Quote from: Durg on July 25, 2011, 04:41:39 AM
Quote from: nightmare_cinema on July 23, 2011, 11:55:50 AM
The Spirit Carries On, Live Scenes from New York. First time I've ever cried at a song without already being sad. It's my favourite album in the world and that particular performance is one of the greatest things I've ever witnessed... the surprise of Theresa Thomason coming in to voice Victoria before the _greatest_ guitar solo I've ever heard, played with such feeling and intensity and what looks like an electric atmosphere, before the mega cheesy but OH SO APPROPRIATE and emotional gospel singing... I would like to have it played at my funeral if the lyrics weren't so pro-religion, the music is what matters but not many people would know it was in the context of an album and someone else's perspective and I'm so strongly atheist I'd feel a right hypocrite if I wrote that down in my will as my funeral song choice :P So as it stands, I'm having dredg - Sang Real, Muse - Hyper Chondriac Music and a section of the first movement of Rachmaninoff's third piano concerto (I arranged a funeral recently and we got three song choices).
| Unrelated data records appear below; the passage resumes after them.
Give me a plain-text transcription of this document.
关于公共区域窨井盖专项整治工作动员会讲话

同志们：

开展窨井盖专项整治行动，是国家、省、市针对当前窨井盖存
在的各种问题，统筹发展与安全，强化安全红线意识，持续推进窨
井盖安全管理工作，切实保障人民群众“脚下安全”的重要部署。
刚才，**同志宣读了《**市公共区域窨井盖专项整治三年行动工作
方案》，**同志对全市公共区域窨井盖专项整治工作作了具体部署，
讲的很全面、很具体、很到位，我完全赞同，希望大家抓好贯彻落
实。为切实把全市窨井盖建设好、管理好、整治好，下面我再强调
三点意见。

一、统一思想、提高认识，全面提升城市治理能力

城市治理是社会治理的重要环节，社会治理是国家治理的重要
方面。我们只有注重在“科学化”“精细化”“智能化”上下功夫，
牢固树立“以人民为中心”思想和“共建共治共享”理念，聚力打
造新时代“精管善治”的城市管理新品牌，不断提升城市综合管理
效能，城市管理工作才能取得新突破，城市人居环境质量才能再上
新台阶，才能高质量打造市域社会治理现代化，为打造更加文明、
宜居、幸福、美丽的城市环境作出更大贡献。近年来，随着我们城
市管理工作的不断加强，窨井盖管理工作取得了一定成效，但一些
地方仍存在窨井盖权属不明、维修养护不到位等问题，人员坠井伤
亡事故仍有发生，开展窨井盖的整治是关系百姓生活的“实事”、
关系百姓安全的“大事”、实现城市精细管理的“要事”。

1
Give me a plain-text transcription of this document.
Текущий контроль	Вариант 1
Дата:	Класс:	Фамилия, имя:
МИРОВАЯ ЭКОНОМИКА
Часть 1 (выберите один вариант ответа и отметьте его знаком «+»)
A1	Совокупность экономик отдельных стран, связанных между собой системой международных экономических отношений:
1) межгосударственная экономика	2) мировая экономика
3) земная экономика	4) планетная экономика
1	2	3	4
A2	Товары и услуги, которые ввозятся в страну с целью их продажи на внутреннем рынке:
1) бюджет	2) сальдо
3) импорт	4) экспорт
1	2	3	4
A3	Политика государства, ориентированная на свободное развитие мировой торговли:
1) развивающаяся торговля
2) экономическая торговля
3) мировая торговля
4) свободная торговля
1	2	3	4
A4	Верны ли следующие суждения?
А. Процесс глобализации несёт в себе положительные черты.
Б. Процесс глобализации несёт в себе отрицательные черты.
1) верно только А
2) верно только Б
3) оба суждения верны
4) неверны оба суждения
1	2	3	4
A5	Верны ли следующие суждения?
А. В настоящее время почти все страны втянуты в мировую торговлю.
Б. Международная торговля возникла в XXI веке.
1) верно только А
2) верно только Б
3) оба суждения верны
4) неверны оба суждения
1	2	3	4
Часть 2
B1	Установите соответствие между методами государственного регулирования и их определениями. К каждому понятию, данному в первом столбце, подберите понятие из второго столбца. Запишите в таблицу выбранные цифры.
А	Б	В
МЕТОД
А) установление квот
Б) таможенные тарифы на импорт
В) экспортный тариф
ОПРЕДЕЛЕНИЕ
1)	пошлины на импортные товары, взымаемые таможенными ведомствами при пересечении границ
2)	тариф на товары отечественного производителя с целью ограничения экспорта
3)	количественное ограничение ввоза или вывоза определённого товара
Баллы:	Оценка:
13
But anyway yes, that has the most emotional power for me. Although Through Her Eyes holds a lot of meaning too, I got really into Scenes when I was about 16 and remember playing it to my mum in our kitchen, we used to sit and smoke/drink while playing each other CDs and raving about music we were into. She died 7 months ago (feels like 7 days ago still) and walking across the car park on the way to work today listening to that song I could have sobbed. It reminds me of her and it's just a generally heartbreaking song.
That's a nice story. Sorry about your Mom. :sadpanda:
but...
smoking and drinking at 16 with your Mom? :hat
She smoked and was a drinker too (died of alcoholism) and I started young (14) so it was just natural to hang out on an evening when we were both usually doing that in separate floors of the house, to get together in the kitchen with the CD player. Funnily enough I'm now practically teetotal :P
Space Dye Vest used to be that odd, slightly out of place song on Awake with all the piano, the samples, and no guitar solo.
Then my girlfriend of six years broke my heart and WOW did I get it.
By album my most memorable/meaningful songs are generally the most uplifting lyrics/riffs. Some are more serious and painful.
WDaDU: Afterlife
I&W: Surrounded, Learning to live
Awake: Innocence Faded
FII: Hell's Kitchen, Take Away My Pain
ACOS: Carpe Diem
SFAM: Through My Words, Overture 1928
6 Degrees: Disc 1: Misunderstood. Disc 2: all
Octavarium: These Walls, I Walk Beside You
SC: Ministry of Lost Souls
BC&CL: Best of Times: the first time a DT song has made me cry. Count of Tuscany.